La guerre en Ukraine impacte les échanges agricoles mondiaux qui étaient encore en croissance. « Le commerce mondial des produits agricoles n’a ainsi jamais été aussi élevé qu’en 2020, malgré le Covid, puisqu’il a été multiplié par trois depuis 2000. L’Ukraine et la Russie pèsent ensemble 4,5% des échanges, principalement sur les produits végétaux » chiffre l’économiste, les productions animales ayant un poids bien inférieur même s’il ne faut pas oublier les poulets ukrainiens et les poissons russes.

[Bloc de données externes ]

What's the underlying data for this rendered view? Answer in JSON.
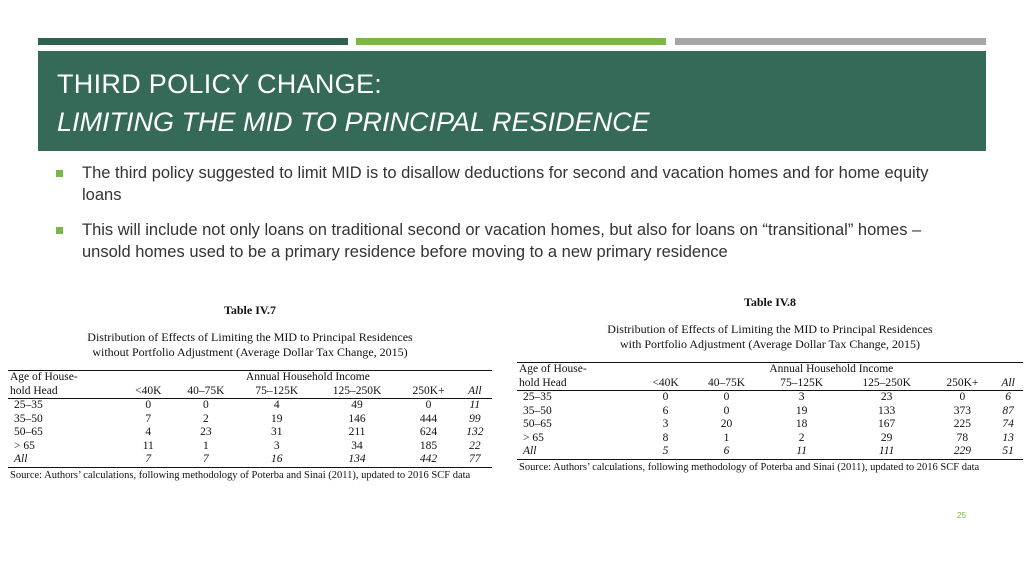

Les exportations russes n’ont cessé de progresser, notamment après l’annexion de la Crimée. L’UE représente 12% des exportations russes et 1,9% de nos achats. Du côté des débouchés, la Russie arrive en 6ème position des exportations de l’UE. « Pour la France, les exportations ont déjà été impactées par l’embargo de 2014 et nous avons une balance commerciale positive de 300 millions d’euros avec la Russie. Nous sommes donc moins impactés que des pays comme l’Italie, l’Espagne et les Pays Bas qui achètent beaucoup de maïs grain. Clairement, les céréales et les oléagineux sont les plus gros dossiers ».

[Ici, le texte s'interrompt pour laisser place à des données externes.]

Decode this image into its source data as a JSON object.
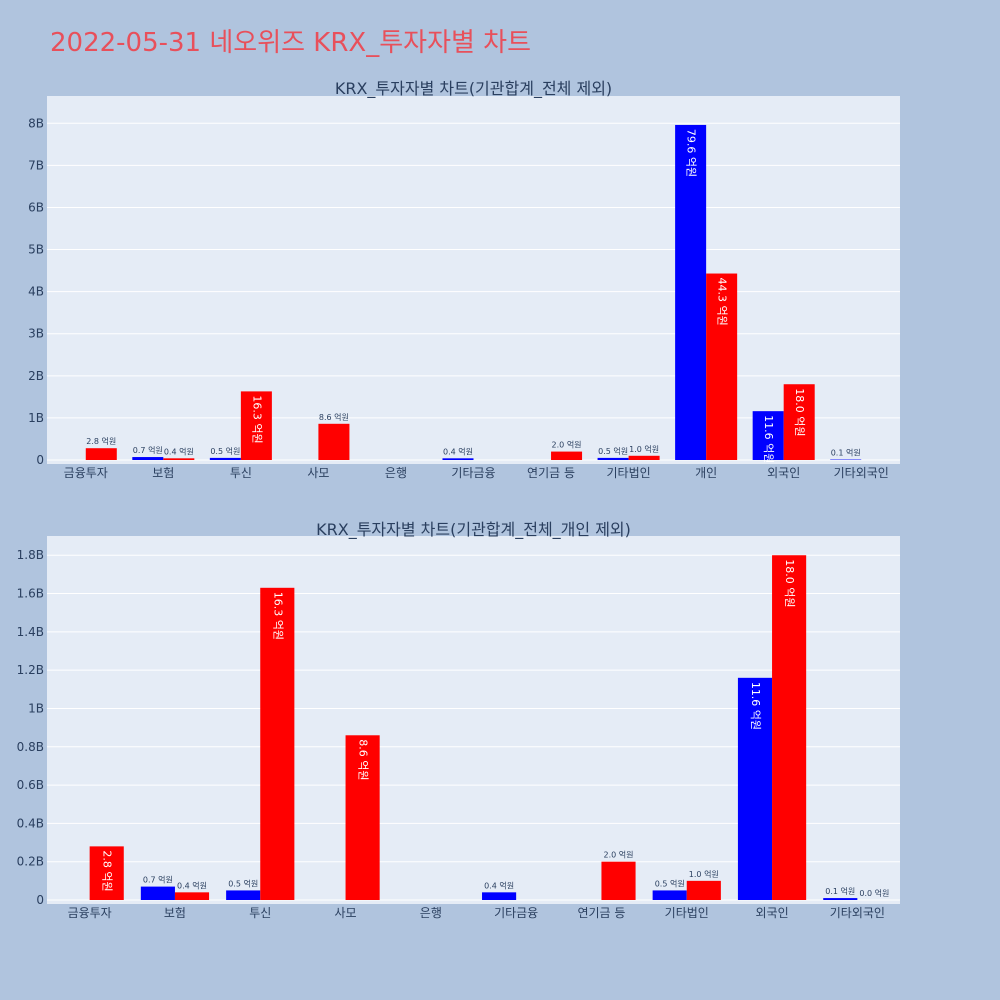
{
  "page_title": "2022-05-31 네오위즈 KRX_투자자별 차트",
  "colors": {
    "background": "#b0c4de",
    "plot_bg": "#e5ecf6",
    "grid": "#ffffff",
    "title": "#e8505b",
    "text": "#2a3f5f"
  },
  "chart_data": [
    {
      "type": "bar",
      "title": "KRX_투자자별 차트(기관합계_전체 제외)",
      "categories": [
        "금융투자",
        "보험",
        "투신",
        "사모",
        "은행",
        "기타금융",
        "연기금 등",
        "기타법인",
        "개인",
        "외국인",
        "기타외국인"
      ],
      "y_ticks": [
        "0",
        "1B",
        "2B",
        "3B",
        "4B",
        "5B",
        "6B",
        "7B",
        "8B"
      ],
      "ylim": [
        0,
        8.6
      ],
      "series": [
        {
          "color": "#0000ff",
          "values": [
            null,
            0.07,
            0.05,
            null,
            null,
            0.04,
            null,
            0.05,
            7.96,
            1.16,
            0.01
          ],
          "labels": [
            null,
            "0.7 억원",
            "0.5 억원",
            null,
            null,
            "0.4 억원",
            null,
            "0.5 억원",
            "79.6 억원",
            "11.6 억원",
            "0.1 억원"
          ]
        },
        {
          "color": "#ff0000",
          "values": [
            0.28,
            0.04,
            1.63,
            0.86,
            null,
            null,
            0.2,
            0.1,
            4.43,
            1.8,
            null
          ],
          "labels": [
            "2.8 억원",
            "0.4 억원",
            "16.3 억원",
            "8.6 억원",
            null,
            null,
            "2.0 억원",
            "1.0 억원",
            "44.3 억원",
            "18.0 억원",
            null
          ]
        }
      ]
    },
    {
      "type": "bar",
      "title": "KRX_투자자별 차트(기관합계_전체_개인 제외)",
      "categories": [
        "금융투자",
        "보험",
        "투신",
        "사모",
        "은행",
        "기타금융",
        "연기금 등",
        "기타법인",
        "외국인",
        "기타외국인"
      ],
      "y_ticks": [
        "0",
        "0.2B",
        "0.4B",
        "0.6B",
        "0.8B",
        "1B",
        "1.2B",
        "1.4B",
        "1.6B",
        "1.8B"
      ],
      "ylim": [
        0,
        1.89
      ],
      "series": [
        {
          "color": "#0000ff",
          "values": [
            null,
            0.07,
            0.05,
            null,
            null,
            0.04,
            null,
            0.05,
            1.16,
            0.01
          ],
          "labels": [
            null,
            "0.7 억원",
            "0.5 억원",
            null,
            null,
            "0.4 억원",
            null,
            "0.5 억원",
            "11.6 억원",
            "0.1 억원"
          ]
        },
        {
          "color": "#ff0000",
          "values": [
            0.28,
            0.04,
            1.63,
            0.86,
            null,
            null,
            0.2,
            0.1,
            1.8,
            0.0
          ],
          "labels": [
            "2.8 억원",
            "0.4 억원",
            "16.3 억원",
            "8.6 억원",
            null,
            null,
            "2.0 억원",
            "1.0 억원",
            "18.0 억원",
            "0.0 억원"
          ]
        }
      ]
    }
  ]
}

Ainsi, la Russie et l’Ukraine représentent 7,1% de la production mais 21,5% du commerce mondial des grains avec un poids variable selon l’espèce (15% de l’offre mondiale et 30% du commerce mondial en blé par exemple). La position importatrice de l’UE n’a cessé de se dégrader puisque l’Ukraine représente désormais 53% de ses importations de maïs grain et 87% de ses achats d’huile de tournesol. La position dominante de l’Ukraine sur le marché mondial des tourteaux de tournesol atteint 75%. Par effet de dominos, l’économiste craint que la flambée des prix n’entraine une augmentation de la déforestation au Brésil au profit d’une production de soja demandée par les marchés mondiaux. D’où, pour lui, l’importance des filières « non déforestantes » car il ne faut pas compter sur une autorégulation interne au Brésil.

 

« J’ai toutefois du mal à croire que l’Ukraine n’aura aucune récolte en 2022. Elles seront inférieures de 10 ou 20% certainement à l’an dernier, mais elles ne seront pas nulles » espère t il. L’économiste reconnaît qu’il est  difficile de faire des prévisions car il existe peu de données sur le niveau exact des semis qui pourront être effectués et le carburant comme la mobilisation des hommes pèseront surement sur les récoltes. 

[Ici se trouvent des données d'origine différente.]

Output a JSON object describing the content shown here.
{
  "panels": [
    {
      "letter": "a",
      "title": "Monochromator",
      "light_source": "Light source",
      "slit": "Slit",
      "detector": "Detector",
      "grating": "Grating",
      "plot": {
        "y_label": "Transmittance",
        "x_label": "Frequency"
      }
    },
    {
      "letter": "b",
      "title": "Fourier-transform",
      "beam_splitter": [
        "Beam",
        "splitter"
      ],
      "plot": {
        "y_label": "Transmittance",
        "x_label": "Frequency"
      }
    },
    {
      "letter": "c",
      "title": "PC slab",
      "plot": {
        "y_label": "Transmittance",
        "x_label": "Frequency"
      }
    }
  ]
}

Enfin, pour Vincent Chatellier, le plan de résilience présenté par le gouvernement français (dont 400 millions d’euros pour les éleveurs sur 4 mois à partir du 15 mars) devra réellement être fléché pour soutenir les exploitations les plus fragilisées face à la flambée des cours: « tout dépend des modes de production mais je pense que ce sont les éleveurs porcins qui auront le plus besoin de soutien. Pour la volaille, tout dépendra de la capacité des opérateurs industriels à répercuter l’augmentation des cours à l’aval » résume t il. Dans tous les cas, l’économiste attend une forte inflation des couts de l’alimentation d’ici la fin 2022.